Mode : Royal Mer : Savoir-faire et reconquête
Royal Mer, l’artisan tricoteur né en 1946, a été repris en 2016 par Hervé Coulombel et ses associés. L’entreprise au savoir-faire bien ancré dans la maille a su retrouver une seconde jeunesse. Découverte.
Vous avez repris Royal Mer il y a six ans. Qu’est-ce qui vous a attiré dans cette entreprise ?
Je cherchais une entreprise et un projet qui a du sens. Le secteur était très abîmé, pour ne pas dire décimé, depuis vingt-cinq ans. L’entreprise, qui s’appelait Royal Mer Bretagne, a été créée en 1946. Elle s’est spécialisée dans le tricotage et la confection. Au bout de trois générations entre les mains de la même famille, elle avait besoin de renouvellement, notamment dans les collections. Le marketing n’était pas très développé, mais le savoir-faire était là et l’histoire aussi : on a découvert qu’il y a vingt-cinq ans, Royal Mer se partageait le marché avec Saint James.
C’est ce savoir-faire qu’il fallait dépoussiérer ?
Ce qui nous intéressait, c’était de repartir d’une base, d’un noyau technique fort. Des entreprises capables de produire ce genre d’articles en France, aujourd’hui, il n’y en a pas dix. C’est ça, en fait, qui m’a intéressé. Nous avons repris quarante-cinq personnes sur les cinquante-cinq salariés de l’entreprise. Nous voulions relooker les collections et nous repositionner sur le métier d’origine, le tricotage. Ensuite, nous sommes partis à la reconquête des clients.
Comment relance-t-on une marque ?
L’idée était de se faire une place sur le marché aux côtés des deux marques qui le dominent aujourd’hui. Nous avons adopté un positionnement premium, pas un positionnement luxe, qui est une autre planète. Nous avons axé notre travail sur la qualité de la matière et le process de fabrication. On n’imagine pas la complexité de fabrication d’un pull pour qu’il dure dix ou quinze ans. Nous avons recalé l’outil de production, investi dans de nouvelles machines, changé le système informatique. Nous avons doublé le chiffre d’affaires en cinq ans, triplé le nombre de revendeurs.

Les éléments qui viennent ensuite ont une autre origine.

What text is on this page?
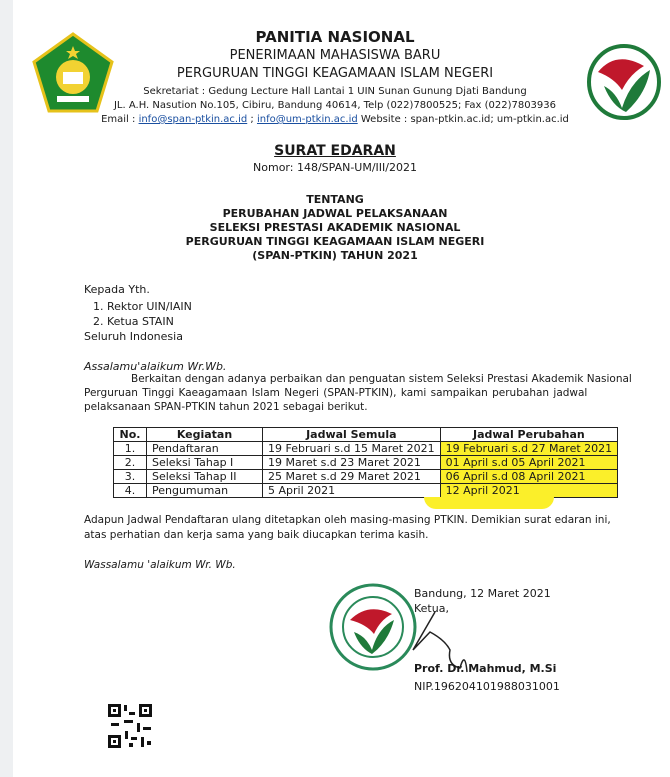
PANITIA NASIONAL
PENERIMAAN MAHASISWA BARU
PERGURUAN TINGGI KEAGAMAAN ISLAM NEGERI
Sekretariat : Gedung Lecture Hall Lantai 1 UIN Sunan Gunung Djati Bandung
JL. A.H. Nasution No.105, Cibiru, Bandung 40614, Telp (022)7800525; Fax (022)7803936
Email : info@span-ptkin.ac.id ; info@um-ptkin.ac.id Website : span-ptkin.ac.id; um-ptkin.ac.id
SURAT EDARAN
Nomor: 148/SPAN-UM/III/2021
TENTANG
PERUBAHAN JADWAL PELAKSANAAN
SELEKSI PRESTASI AKADEMIK NASIONAL
PERGURUAN TINGGI KEAGAMAAN ISLAM NEGERI
(SPAN-PTKIN) TAHUN 2021
Kepada Yth.
1. Rektor UIN/IAIN
2. Ketua STAIN
Seluruh Indonesia
Assalamu'alaikum Wr.Wb.
Berkaitan dengan adanya perbaikan dan penguatan sistem Seleksi Prestasi Akademik Nasional
Perguruan Tinggi Kaeagamaan Islam Negeri (SPAN-PTKIN), kami sampaikan perubahan jadwal
pelaksanaan SPAN-PTKIN tahun 2021 sebagai berikut.
No.	Kegiatan	Jadwal Semula	Jadwal Perubahan
1.	Pendaftaran	19 Februari s.d 15 Maret 2021	19 Februari s.d 27 Maret 2021
2.	Seleksi Tahap I	19 Maret s.d 23 Maret 2021	01 April s.d 05 April 2021
3.	Seleksi Tahap II	25 Maret s.d 29 Maret 2021	06 April s.d 08 April 2021
4.	Pengumuman	5 April 2021	12 April 2021
Adapun Jadwal Pendaftaran ulang ditetapkan oleh masing-masing PTKIN. Demikian surat edaran ini,
atas perhatian dan kerja sama yang baik diucapkan terima kasih.
Wassalamu 'alaikum Wr. Wb.
Bandung, 12 Maret 2021
Ketua,
Prof. Dr. Mahmud, M.Si
NIP.196204101988031001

Ces revendeurs, qui sont-ils ?
Il s’agit à 80 % de magasins multimarques, présents sur la façade de la Manche à l’Atlantique. Nous sommes redevenus visibles ! C’est pour cela qu’il est important d’être présent dans des endroits stratégiques comme La Baule ou l’île de Ré. Mais le développement du e-commerce est également important si l’on veut avoir accès au consommateur.
Comment fait-on pour réinventer le pull marin ?
La base, c’est la qualité, le durable, la production locale. Ensuite, on le revisite en apportant de la modernité, des couleurs, du détail. Pour le pull marin traditionnel, en pure laine vierge, nous proposons désormais douze couleurs. L’idée, c’est d’être chic, original, tout en respectant l’ADN de notre produit. C’est aussi la difficulté. Nous avons trouvé un terme, le « coastal wear ». Cela veut dire qu’en fond, toujours, il y a un paysage marin. C’est notre territoire d’expression : un environnement brut, naturel, authentique. Nous faisons toutes les créations en interne.
À qui vous adressez-vous ?
Il y a deux types de clientèle : les personnes qui habitent les côtes et les urbains, les jeunes qui y viennent en été. Les Bretons exilés à Paris ou dans les métropoles, mais pas que. Ils viennent chercher un produit sympa, très fonctionnel, durable et qui tient chaud !
Cette stratégie fonctionne-t-elle ?
On redevient visible, nous sommes sollicités par des boutiques qui nous ont connu mais qui n’achetaient plus. Mais tout cela prend du temps, forcément.
Envisagez-vous de diversifier davantage encore votre gamme ?
Quand, au tout début de la pandémie, nos clients ont fermé boutique, nous nous sommes lancés sur le marché du masque. Nous en avons fabriqué plusieurs centaines de milliers et on a sauvé la maison. Cela nous a prouvé qu’on pouvait développer autre chose que des pulls. Nous nous sommes lancés. Nous avons développé des chaussures tricotées, des chaussures de marche que nous avons mises au point l’an dernier et pour lesquelles nous avons obtenu un prix. C’est un produit ultra-technique, à base de bouteilles en plastique recyclées avec une semelle Vibram et une tige tricotée. C’est 100% made in France et ultraléger : la chaussure ne pèse que 230g.
Quel est l’intérêt de la maille ?
La maille est plus souple, plus confortable et plus chaude qu’un tissu en chaîne et trame. Le tricotage fait que le vêtement est extensible, alors qu’un tissu classique bloque les fils.